|
By Maricel E.
Burgonio, Reporter
FOREIGN direct
investments (FDI) surpassed the government’s target last year, the
Bangko Sentral ng Pilipinas (BSP) said Friday.
FDI, which is
money used to establish or expand businesses and generate jobs,
reached $2.35 billion in 2006. This was $35 million more than the
government’s goal for the year, and 26.48 percent higher than the
$1.85 billion in 2005.
“The FDI
inflows were sustained as the country continued to post significant
macroeconomic gains in 2006 including strong external payments
position, better-than-expected fiscal position, and declining
inflation,” BSP Gov. Amando M. Tetangco Jr. said.
Japan, the
United States, the Netherlands, Germany, United Kingdom and
Switzerland were the major sources of inflows.
For December
alone, FDI rose to $130 million from $123 million a year ago.
Tetangco said
the higher level of FDI was shored up by the net inflows in the
equity capital account and other capital account.
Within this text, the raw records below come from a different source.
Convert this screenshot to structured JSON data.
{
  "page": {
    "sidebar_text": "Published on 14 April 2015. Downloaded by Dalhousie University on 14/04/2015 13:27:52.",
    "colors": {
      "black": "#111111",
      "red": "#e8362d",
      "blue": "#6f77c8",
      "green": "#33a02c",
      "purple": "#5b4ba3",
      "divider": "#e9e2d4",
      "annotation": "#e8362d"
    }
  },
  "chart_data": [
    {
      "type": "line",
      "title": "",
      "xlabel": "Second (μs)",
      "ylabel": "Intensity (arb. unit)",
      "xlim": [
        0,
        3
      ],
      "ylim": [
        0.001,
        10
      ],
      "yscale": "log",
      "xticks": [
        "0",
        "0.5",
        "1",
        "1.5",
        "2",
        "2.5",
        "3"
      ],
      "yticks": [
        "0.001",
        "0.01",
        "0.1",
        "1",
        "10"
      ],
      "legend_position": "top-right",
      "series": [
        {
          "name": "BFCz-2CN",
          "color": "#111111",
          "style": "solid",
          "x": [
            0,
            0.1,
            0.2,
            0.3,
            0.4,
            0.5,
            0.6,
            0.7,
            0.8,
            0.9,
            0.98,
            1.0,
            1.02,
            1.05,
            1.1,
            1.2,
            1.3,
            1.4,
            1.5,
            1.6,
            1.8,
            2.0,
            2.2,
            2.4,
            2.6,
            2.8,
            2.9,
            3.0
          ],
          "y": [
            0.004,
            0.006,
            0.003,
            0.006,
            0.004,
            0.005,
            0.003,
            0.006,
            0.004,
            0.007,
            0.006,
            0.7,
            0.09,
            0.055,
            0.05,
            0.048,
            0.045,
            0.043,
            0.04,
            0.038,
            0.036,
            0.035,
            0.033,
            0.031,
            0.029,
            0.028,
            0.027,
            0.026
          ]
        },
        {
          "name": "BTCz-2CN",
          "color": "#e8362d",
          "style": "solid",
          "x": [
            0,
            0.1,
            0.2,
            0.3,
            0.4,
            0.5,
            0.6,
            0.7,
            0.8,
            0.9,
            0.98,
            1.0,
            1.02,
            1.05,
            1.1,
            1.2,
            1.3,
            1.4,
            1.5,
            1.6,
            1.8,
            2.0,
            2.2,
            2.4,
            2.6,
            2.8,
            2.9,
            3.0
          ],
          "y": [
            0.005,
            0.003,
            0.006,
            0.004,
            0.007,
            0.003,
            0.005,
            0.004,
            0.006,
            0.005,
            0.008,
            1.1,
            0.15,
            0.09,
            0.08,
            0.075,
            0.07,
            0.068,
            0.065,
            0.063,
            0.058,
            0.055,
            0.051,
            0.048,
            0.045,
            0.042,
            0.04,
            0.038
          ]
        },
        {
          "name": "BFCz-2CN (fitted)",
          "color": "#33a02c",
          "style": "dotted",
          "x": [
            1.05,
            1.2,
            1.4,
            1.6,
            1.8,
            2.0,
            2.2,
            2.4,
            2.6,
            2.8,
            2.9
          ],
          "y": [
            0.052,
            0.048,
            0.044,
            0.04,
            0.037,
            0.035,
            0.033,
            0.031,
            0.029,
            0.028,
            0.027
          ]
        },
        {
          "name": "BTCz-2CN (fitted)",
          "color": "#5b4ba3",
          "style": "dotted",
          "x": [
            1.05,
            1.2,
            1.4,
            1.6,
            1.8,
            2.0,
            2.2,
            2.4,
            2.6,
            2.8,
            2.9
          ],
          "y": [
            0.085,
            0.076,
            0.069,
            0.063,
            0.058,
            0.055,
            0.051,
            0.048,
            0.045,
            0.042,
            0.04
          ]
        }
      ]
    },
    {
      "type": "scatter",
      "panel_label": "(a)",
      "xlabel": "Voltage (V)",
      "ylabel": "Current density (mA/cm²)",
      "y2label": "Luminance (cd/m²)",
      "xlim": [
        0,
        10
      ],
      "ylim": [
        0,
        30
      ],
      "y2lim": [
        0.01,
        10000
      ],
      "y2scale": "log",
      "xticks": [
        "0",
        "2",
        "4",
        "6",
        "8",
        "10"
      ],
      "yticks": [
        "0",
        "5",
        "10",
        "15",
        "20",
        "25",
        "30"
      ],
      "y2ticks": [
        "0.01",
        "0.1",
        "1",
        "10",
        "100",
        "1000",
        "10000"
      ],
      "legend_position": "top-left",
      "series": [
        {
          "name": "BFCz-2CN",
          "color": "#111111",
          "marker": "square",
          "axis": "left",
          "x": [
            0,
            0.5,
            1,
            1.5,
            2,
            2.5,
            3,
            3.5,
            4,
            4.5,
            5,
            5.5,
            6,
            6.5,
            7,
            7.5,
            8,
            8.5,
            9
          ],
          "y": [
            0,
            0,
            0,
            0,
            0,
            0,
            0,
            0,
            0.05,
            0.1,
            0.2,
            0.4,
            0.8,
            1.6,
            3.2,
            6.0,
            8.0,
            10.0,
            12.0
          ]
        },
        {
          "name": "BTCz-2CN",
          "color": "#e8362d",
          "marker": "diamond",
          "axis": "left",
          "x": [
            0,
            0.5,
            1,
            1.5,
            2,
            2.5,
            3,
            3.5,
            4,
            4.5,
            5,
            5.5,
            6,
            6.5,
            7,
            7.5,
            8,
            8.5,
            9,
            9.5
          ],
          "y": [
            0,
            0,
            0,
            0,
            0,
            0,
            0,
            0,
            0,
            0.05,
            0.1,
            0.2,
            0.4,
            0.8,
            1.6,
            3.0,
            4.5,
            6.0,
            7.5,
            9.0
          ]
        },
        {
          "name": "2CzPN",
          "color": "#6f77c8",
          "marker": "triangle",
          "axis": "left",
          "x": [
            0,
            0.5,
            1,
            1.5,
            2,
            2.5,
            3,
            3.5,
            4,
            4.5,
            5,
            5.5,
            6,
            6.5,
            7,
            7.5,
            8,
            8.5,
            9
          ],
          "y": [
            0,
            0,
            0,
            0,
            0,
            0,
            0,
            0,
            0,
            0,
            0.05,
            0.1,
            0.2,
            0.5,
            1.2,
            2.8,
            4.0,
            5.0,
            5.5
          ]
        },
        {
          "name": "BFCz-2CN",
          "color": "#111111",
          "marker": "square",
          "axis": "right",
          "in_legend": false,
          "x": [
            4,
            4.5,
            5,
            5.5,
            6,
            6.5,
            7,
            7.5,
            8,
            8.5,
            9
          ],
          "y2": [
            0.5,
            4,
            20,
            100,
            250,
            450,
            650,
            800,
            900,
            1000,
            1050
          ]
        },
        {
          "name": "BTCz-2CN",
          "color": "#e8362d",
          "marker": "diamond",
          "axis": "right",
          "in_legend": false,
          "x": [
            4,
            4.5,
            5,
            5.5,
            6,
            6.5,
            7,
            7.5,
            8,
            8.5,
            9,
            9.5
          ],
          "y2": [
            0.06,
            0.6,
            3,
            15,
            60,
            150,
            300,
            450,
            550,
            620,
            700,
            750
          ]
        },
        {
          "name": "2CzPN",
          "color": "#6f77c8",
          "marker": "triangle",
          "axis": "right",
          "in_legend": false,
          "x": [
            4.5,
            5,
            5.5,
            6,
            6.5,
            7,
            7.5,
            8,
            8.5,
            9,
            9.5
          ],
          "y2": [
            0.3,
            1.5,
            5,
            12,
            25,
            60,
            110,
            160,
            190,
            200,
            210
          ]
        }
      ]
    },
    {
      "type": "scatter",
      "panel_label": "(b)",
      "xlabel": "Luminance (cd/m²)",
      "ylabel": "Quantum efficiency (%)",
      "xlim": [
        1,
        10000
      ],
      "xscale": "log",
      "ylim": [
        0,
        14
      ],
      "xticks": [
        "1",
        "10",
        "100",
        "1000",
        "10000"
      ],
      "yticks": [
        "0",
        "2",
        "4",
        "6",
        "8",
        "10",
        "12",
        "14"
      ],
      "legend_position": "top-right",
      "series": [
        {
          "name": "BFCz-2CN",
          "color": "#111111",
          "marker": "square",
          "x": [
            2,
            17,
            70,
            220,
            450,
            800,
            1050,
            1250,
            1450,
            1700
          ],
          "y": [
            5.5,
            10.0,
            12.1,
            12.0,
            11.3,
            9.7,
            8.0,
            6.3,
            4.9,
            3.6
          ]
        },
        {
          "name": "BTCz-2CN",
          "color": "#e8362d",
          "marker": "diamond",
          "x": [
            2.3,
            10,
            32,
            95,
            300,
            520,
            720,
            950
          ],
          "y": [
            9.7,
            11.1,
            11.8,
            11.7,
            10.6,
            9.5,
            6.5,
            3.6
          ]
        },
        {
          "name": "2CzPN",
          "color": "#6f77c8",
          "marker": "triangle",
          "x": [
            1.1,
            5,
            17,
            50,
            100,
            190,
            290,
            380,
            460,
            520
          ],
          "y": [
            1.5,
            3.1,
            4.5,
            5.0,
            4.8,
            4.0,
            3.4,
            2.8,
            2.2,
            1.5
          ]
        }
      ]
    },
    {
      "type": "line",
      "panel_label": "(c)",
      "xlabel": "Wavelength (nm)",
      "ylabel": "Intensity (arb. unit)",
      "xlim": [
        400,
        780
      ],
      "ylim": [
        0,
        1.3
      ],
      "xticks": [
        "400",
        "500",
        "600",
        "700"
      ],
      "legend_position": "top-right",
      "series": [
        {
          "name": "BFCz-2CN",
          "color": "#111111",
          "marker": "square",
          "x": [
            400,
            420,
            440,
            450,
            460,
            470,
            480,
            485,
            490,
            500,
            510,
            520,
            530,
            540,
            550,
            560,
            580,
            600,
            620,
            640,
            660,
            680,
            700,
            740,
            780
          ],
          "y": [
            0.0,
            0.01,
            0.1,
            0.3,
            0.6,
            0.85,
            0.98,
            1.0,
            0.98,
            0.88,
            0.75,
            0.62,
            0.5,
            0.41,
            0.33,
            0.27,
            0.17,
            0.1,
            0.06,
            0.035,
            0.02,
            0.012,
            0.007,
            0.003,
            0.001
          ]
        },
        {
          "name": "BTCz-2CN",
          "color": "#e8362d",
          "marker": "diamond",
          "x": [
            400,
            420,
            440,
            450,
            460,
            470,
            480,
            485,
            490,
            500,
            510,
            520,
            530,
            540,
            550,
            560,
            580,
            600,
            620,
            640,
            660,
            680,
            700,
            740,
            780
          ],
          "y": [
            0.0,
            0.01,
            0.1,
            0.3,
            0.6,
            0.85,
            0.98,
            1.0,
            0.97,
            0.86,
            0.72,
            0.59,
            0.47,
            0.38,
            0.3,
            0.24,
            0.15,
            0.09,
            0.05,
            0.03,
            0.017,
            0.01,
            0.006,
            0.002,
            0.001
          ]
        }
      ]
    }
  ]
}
Under the equity
capital account, investments rose by 9 percent to $1.29 billion,
particularly into manufacturing, services, real estate, financial
intermediation, mining and construction industries.
The other
capital account, which consists mainly of intercompany borrowing and
lending transactions between foreign direct investors and their
local subsidiaries, branches and affiliates, increased to $1.08
billion last year.
Loans extended
by head offices to local subsidiaries or branches went mostly to the
electronics and automotive firms.
Foreign donor
agencies earlier said the Philippines should aim at sustaining FDI
growth to allow the domestic economy to expand at a faster pace.